What We're All Looking For

A major difficulty in practice is that most of the time we're not willing to be with whatever life presents to us.  On the long path of awakening — as we uncover layer after layer of falsehoods the deeper we dig into ourselves — there are frequently times when we just don't want to make the effort to practice.  Sometimes this lack of effort can come from the simple desire to be comfortable.  But other times it can arise from the fact that we can only go so deep at any given time.  There is only so much we can take in before something in us feels the need to turn away.  There's nothing wrong with this; in fact, it's perfectly understandable when we realize that what we're actually doing in this practice is dismantling the notion of the self.  This dismantling — where, through the process of experiencing, the solidity of the self becomes more and more porous — has to proceed slowly in order for transformation to occur.  When we take in too much too soon, as many have done on drug trips or with spiritual openings, what we see simply can't be assimilated into our being.  When we understand this — that we can only dig so deep into the truth at any given time — we're less likely to fall into the trap of negative self-judgment whenever we see ourselves resisting.

     A friend and fellow student told me of a time, in the late 1960's, when he went to see Suzuki Roshi.  The student was very discouraged because he saw that he could never practice consistently.  He saw how he would repeatedly vacillate between effort and resistance, and felt that there was something essentially wrong with his practice.  Suzuki Roshi replied that this vacillating process was a universal one.  He said that we try and we try, and then we "fail".  We try and try again, and again we "fail".  Then we try and try again, to "fail" yet one more time.  And then we learn to go deeper.

     It's not really failure, it's simply the nature of practice.  Spiritual practice is rarely a simple straight line toward a fixed goal; it is almost always a mixture of struggle and integration, of confusion and clarity, of discouragement and aspiration, of feeling failure and going deeper.  Seeing through our deeply-held beliefs, dismantling the solid sense of the self, facing our deepest fears, opening into the unknown — how could we even imagine that this wouldn't be a gradual and halting process, with many ups and downs?  As we come to understand this — which means seeing through our idealized pictures of how we're  supposed to be — we naturally develop compassion for ourselves as we walk the path of awakening.  As we develop this sense of compassion, we are less likely to judge ourselves as wrong every time we turn away and resist, and instead we become more and more willing to let the resistance just be.  This small step — of simply being with the ups and downs of life with less judgment — is an essential step toward growing up in practice.

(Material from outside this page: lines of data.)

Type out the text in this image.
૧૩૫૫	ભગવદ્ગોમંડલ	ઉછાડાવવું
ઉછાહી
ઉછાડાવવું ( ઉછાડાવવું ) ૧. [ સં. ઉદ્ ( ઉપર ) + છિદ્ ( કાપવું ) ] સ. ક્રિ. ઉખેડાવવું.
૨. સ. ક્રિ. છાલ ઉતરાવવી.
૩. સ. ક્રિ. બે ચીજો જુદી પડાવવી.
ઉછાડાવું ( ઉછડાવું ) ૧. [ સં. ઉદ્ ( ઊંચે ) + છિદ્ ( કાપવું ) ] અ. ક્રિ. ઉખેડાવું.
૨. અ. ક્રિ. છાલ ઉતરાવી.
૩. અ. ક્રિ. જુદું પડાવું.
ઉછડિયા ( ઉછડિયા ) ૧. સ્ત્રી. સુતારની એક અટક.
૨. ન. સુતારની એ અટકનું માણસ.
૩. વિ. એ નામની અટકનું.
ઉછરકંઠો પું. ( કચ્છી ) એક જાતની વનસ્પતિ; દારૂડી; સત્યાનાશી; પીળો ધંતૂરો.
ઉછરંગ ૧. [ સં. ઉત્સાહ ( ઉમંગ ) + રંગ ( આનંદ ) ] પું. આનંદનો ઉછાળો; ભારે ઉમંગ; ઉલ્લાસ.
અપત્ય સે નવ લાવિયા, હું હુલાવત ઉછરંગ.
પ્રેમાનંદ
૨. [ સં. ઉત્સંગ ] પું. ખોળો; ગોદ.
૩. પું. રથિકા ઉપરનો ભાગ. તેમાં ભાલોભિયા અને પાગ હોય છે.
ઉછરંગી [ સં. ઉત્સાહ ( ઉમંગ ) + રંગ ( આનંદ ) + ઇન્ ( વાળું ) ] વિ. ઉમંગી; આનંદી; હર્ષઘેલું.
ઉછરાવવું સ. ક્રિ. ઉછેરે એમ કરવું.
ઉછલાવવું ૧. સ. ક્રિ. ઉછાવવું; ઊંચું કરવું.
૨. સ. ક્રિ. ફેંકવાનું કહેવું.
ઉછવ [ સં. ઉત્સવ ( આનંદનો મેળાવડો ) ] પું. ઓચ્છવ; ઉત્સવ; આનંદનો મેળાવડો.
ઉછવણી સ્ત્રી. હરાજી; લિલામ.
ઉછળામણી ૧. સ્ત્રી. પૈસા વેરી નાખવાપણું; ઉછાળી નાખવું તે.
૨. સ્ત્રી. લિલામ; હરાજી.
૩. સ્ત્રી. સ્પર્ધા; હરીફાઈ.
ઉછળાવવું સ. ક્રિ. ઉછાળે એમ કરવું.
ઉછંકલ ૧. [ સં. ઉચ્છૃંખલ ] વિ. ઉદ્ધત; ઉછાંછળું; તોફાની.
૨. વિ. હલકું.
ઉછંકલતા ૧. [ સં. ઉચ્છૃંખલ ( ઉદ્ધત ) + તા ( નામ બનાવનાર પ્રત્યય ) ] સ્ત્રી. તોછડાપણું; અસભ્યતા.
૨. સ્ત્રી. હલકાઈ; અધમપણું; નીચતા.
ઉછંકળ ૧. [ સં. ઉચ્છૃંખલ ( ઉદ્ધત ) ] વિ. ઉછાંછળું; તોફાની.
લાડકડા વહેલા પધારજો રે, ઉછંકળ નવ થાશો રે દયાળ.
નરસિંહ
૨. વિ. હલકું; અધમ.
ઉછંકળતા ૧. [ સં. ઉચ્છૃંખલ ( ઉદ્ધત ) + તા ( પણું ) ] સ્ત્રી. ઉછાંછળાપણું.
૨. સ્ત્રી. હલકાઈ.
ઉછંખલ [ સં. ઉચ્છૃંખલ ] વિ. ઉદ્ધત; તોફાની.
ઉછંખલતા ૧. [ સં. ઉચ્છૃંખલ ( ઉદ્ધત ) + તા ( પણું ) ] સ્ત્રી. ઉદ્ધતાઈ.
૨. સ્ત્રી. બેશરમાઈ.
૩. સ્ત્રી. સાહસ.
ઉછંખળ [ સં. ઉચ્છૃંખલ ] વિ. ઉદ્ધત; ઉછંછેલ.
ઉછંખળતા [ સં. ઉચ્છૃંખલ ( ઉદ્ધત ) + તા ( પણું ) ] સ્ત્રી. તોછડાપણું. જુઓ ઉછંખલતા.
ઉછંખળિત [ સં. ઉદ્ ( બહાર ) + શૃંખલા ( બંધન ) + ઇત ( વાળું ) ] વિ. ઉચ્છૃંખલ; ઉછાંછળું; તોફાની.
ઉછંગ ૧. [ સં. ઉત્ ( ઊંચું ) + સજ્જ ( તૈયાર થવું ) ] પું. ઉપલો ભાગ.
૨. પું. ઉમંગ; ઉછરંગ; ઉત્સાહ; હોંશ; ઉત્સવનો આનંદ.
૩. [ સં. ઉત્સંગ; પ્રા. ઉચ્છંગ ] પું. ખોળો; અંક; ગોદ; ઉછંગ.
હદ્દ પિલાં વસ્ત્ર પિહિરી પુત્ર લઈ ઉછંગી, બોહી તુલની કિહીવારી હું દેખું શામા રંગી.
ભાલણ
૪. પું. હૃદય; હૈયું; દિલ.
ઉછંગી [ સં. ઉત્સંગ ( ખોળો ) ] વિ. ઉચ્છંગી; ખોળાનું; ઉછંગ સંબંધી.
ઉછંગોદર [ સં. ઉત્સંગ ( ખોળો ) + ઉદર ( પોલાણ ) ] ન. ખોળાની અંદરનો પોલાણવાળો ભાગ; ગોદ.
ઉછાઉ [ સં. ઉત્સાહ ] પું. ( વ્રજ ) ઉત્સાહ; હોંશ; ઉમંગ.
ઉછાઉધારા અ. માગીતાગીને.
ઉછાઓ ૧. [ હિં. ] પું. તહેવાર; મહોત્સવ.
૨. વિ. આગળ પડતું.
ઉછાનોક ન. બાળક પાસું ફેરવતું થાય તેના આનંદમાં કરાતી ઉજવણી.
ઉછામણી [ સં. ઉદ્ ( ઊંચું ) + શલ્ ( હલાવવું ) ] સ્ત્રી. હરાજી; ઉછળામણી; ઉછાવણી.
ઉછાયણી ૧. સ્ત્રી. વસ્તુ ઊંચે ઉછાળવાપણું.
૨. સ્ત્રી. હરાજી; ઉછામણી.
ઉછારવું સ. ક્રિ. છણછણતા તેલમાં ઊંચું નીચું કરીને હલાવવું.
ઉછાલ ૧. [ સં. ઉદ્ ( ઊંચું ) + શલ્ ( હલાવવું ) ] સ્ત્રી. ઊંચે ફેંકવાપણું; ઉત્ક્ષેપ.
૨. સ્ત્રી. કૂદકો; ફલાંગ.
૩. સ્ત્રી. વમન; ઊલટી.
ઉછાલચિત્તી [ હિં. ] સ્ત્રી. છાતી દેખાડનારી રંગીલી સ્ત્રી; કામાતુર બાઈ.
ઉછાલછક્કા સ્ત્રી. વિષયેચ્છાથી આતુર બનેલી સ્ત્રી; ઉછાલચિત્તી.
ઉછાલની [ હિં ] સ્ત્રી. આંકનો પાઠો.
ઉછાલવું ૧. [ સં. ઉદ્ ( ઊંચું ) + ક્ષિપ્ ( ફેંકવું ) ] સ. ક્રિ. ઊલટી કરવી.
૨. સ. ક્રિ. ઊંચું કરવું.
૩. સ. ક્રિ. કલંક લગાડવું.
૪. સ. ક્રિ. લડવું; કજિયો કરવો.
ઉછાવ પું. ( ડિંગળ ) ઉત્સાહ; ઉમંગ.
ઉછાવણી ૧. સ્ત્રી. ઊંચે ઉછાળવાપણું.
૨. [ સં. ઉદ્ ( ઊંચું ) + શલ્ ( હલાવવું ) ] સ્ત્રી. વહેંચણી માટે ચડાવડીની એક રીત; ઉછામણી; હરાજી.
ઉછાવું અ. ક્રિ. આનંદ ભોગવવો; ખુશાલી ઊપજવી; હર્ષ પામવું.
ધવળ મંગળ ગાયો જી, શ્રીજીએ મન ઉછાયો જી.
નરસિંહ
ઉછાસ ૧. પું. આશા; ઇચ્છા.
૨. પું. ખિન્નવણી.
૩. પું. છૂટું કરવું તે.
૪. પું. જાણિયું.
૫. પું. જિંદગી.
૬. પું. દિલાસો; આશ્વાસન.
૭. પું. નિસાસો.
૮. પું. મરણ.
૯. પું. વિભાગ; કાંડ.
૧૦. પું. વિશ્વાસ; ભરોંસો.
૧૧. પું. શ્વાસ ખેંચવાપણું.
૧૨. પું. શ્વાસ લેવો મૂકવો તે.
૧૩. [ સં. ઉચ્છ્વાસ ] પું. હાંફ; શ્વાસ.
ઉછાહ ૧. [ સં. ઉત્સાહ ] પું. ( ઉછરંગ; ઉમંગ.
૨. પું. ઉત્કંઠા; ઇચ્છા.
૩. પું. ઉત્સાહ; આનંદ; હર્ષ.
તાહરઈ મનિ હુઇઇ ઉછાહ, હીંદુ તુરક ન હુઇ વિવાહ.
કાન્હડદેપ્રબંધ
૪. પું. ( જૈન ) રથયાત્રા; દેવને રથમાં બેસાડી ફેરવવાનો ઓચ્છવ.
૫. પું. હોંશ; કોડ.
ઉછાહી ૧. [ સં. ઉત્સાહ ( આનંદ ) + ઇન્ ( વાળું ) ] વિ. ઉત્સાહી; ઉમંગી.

     This idea of growing up is reminiscent of the purported last words of Buddha, that we must learn to "be a lamp unto ourselves." But the only way to understand what it means to be a lamp unto ourselves is through the long and gradual process of going deeper and deeper into our being. Learning to go deeper we can awaken the heart that seeks to be awakened.  The awakening of this heart occurs in small doses, because it involves uncovering and making transparent the layers and layers of conditioning imbedded in our cells. Only when the extent and power of our deeply-held beliefs and judgments becomes clear to us, and only when we have the ability to stay with the painful dismantling of the solid sense of self, can we come to understand, experientially, what it means to be a lamp unto ourselves, to awaken the heart that seeks to be awakened.  And the more we practice, the more this understanding deepens. Essentially, we're talking about learning what our life is truly about.

      The answer to the question, "What is my life really about?" will be answered differently at every stage of practice.   But this question has to be addressed over and over, lest we lose sight of the point of practice.  It doesn't matter that for a long time we won't know the answer, or that what we think is the answer is just the ego's wish for a life free from difficulty.  We have to come back again and again to the piercing question:  "What is my life really about?"  Sometimes there will be a glimmer, and then it will fade.   Most of the time, at least for a long time, we don't know what our life is really about, yet we are still driven by the heart that seeks to be awakened.  To know that we don't know, yet to persevere with the practice, is how we learn to go deeper.

     Until we find the reality of life that we're all seeking, we'll continue to experience dissatisfaction.  This reality can't be pinpointed with words, yet it's more genuine than anything we can speak of.  All we can say is that it's who we really are.  And to find out who we really are does not require that we seek after an answer — rather, it requires that we learn to go deeper and deeper into uncovering the falsehoods of our judgments, our identities, our deeply-held beliefs.  The Zen teacher T'sen T'sang said this clearly in his famous line:  "Do not search for the truth; only cease to cherish opinions."

      To cease cherishing opinions — including no longer holding onto the core beliefs which define our identity as a solid, separate self — is the way we learn what it means to be a lamp unto ourselves.